A book I have around here also shows wrapping plastic around a ball of dirt/moss right around a stem, keep the dirt damp and you dont have to do any cutting until after the roots form. I read this so I have no real world experience with it.


----------



## BobF (Jun 13, 2012)

There are several reliable methods mentioned here. Which method you use depends in large part on the basic type your blackberries. If they're an upright variety, layering isn't practical but air rooting, cane cuttings and root cuttings will work.

If you have a trailing or semi-trailing variety, air rooting isn't practical, but layering and root cuttings should work really well.

There are differences in quantity also. Primocane tips from pruning uprights can yield more than one start from each cane. Root cuttings can yield large numbers of starts. Air rooting will yield one start per cane.

It all comes down to the variety you're working with and which of the methods appropriate for that variety you are most comfortable with.

Here's a link with some info:
http://www.gardeningknowhow.com/fruit-gardening/propagating-blackberries-cuttings.htm


----------



## Jerry1 (Jun 13, 2012)

*Cut the primocane*

I got it. Use nothing but the primocane tip cuttings. Going to take a couple of years to get back to where I was, but it's still going to be fun watching these things grow. Thanks all. jer


----------



## WildBill (Jun 14, 2012)

It is amazing how much TLC some places need to grow something like black berries. I cant get them to go away. I have a full 1/4 acre of them. This year I am pulling them out with the excavator. After a fortune in sprays, they always come back..........


----------



## Jerry1 (Jun 14, 2012)

*Blackberries*

Yeah, I use to live in Federal Way. Friend of mine had about 1/2 acre of vines. He finally quit trying to kill them and went into the control mode. Was much more successful. I would go over and gather berries of course. I have a son over in Port Orchard that is fighting with them. Told him to forget it or buy a front loader and figure out how to sift the top soil. Might get rid of them that way.


----------



## Deezil (Jun 14, 2012)

Jerry1 said:


> Yeah, I use to live in Federal Way. Friend of mine had about 1/2 acre of vines. He finally quit trying to kill them and went into the control mode. Was much more successful. I would go over and gather berries of course. I have a son over in Port Orchard that is fighting with them. Told him to forget it or buy a front loader and figure out how to sift the top soil. Might get rid of them that way.

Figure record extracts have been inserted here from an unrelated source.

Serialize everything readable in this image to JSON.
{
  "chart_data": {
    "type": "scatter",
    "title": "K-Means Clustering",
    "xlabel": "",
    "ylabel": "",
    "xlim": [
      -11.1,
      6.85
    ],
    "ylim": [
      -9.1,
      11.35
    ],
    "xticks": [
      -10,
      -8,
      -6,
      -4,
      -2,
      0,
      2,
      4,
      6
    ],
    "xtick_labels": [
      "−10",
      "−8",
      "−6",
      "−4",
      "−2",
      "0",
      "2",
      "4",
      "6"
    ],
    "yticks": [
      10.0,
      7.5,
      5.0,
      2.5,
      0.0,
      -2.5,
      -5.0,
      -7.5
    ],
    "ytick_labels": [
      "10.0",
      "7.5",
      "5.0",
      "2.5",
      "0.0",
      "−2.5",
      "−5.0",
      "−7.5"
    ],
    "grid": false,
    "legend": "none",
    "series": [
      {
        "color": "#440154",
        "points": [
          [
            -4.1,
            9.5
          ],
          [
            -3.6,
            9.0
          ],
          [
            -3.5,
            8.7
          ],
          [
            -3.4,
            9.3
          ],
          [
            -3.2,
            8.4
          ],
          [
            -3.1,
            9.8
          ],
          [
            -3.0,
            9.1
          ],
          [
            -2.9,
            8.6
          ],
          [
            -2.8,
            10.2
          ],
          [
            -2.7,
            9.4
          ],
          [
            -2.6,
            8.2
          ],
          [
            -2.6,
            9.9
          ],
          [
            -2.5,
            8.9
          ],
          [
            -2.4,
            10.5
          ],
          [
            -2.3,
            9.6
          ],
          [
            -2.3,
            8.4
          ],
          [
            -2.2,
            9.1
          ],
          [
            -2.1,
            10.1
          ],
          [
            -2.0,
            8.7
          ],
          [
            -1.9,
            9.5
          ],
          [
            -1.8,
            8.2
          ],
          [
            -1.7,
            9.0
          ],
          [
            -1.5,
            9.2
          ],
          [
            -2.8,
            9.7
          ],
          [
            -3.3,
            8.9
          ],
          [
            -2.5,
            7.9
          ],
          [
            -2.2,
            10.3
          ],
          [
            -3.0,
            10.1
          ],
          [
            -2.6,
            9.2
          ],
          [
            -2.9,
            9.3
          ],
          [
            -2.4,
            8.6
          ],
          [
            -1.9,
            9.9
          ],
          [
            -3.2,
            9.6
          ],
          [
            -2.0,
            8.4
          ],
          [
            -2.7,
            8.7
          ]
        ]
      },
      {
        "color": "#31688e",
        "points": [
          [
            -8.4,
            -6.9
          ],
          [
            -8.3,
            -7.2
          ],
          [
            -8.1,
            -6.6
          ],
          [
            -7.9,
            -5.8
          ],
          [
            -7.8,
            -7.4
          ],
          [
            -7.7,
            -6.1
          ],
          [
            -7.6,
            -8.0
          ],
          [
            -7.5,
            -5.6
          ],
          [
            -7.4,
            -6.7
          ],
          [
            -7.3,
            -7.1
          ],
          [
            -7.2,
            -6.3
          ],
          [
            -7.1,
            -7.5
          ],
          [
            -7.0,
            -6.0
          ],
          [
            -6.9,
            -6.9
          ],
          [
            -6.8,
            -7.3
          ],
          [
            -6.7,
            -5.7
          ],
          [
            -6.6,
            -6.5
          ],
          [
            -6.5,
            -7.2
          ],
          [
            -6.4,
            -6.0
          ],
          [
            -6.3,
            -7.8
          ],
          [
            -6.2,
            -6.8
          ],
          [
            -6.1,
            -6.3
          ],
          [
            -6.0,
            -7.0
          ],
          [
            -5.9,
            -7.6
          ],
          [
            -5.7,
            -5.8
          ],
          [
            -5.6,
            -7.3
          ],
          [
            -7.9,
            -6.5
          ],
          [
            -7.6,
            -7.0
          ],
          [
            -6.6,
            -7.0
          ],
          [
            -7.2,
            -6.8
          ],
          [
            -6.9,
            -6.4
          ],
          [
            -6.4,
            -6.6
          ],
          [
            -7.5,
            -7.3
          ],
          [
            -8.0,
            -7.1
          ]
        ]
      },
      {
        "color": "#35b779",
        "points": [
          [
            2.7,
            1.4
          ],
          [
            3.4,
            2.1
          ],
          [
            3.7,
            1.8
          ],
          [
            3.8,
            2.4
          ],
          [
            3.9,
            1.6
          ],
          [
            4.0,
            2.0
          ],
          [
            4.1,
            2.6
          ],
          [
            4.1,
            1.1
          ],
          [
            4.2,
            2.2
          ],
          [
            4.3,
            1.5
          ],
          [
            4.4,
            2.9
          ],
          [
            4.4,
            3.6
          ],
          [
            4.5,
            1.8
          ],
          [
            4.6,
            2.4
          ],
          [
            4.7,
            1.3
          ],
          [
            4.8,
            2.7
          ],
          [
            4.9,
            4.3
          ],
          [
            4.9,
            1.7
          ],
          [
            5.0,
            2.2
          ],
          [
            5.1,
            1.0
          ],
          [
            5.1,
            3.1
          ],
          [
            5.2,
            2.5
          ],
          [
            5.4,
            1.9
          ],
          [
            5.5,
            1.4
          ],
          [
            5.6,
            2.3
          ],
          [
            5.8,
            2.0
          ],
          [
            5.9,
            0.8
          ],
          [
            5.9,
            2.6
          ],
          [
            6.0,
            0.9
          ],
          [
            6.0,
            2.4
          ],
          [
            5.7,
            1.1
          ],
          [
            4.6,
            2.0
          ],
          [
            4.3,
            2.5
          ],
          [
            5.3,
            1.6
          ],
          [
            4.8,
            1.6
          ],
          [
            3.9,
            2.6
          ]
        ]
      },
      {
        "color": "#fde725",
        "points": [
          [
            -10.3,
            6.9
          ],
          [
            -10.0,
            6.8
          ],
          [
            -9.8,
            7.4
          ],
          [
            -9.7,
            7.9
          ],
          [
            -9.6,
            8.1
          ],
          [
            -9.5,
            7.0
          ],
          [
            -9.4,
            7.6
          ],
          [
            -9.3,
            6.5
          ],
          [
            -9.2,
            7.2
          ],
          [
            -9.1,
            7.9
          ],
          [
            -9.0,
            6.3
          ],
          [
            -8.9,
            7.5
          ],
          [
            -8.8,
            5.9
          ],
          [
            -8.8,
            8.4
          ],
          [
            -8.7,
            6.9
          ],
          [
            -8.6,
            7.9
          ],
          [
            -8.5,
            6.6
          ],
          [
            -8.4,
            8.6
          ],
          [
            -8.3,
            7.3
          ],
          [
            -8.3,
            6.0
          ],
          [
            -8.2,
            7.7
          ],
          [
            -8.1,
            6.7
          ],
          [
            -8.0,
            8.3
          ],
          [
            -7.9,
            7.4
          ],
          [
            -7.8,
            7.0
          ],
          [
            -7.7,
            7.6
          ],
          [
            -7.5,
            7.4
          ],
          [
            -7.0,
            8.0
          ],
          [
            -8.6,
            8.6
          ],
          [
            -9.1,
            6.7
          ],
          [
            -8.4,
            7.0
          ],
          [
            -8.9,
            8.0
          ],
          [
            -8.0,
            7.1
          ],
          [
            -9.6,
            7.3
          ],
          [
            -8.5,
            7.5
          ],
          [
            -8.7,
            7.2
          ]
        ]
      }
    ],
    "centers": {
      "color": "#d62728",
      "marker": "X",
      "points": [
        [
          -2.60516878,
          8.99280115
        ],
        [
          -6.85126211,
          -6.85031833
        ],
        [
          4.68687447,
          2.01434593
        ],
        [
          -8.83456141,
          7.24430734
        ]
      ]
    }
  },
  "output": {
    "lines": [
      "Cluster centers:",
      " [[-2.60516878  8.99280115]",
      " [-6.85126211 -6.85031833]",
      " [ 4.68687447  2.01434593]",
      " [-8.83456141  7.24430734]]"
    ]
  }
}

Find the spots early in the year where the healthiest canes come shooting right out of the ground.. I can only assume you're talking about the Himalayan blackberries that have taken over almost everything... Anywho, when you find those healthy canes that grow straight up & like 4ft in no-time.... Thats where the "Big" roots are... grab those canes by the base, and put your body in it.. If you get a root thats about a foot-long, you did good...

Then spray the rest, but get those big roots out of there early so they dont have all year to feed on them... A bit more work, but its more effective...

The only thing that sucks about Himalayan blackberries, is that even if you cut the cane down... You cant just throw it in the compost bin because it'll start to grow - i've read stories where guys were clear-cutting a patch & left the cut-out canes to hang dry in their barn for 2-3 years so they didnt root when they tried to toss them out


----------



## BobF (Jun 14, 2012)

There's difference between growing wild blackberries and cultivated varieties. I'm covered up with wild berries, there are two problems; thorns and irrigation. Around here there is seldom enough moisture to get a good crop. They start out good, but dry up before the bulk of the berries are ripe.

Cultivated varieties can be thornless, have better flavor/berry size, and are growing where you put them - where they can be properly cared for through a successful harvest.

The down side is that they aren't always as well adapted to the soil and climate as the wild varieties. That's the reason they can be more work.

Here, the extra work is mostly up front during establishment in the first and to a lesser extent, the second year.

It's a labor of love.


----------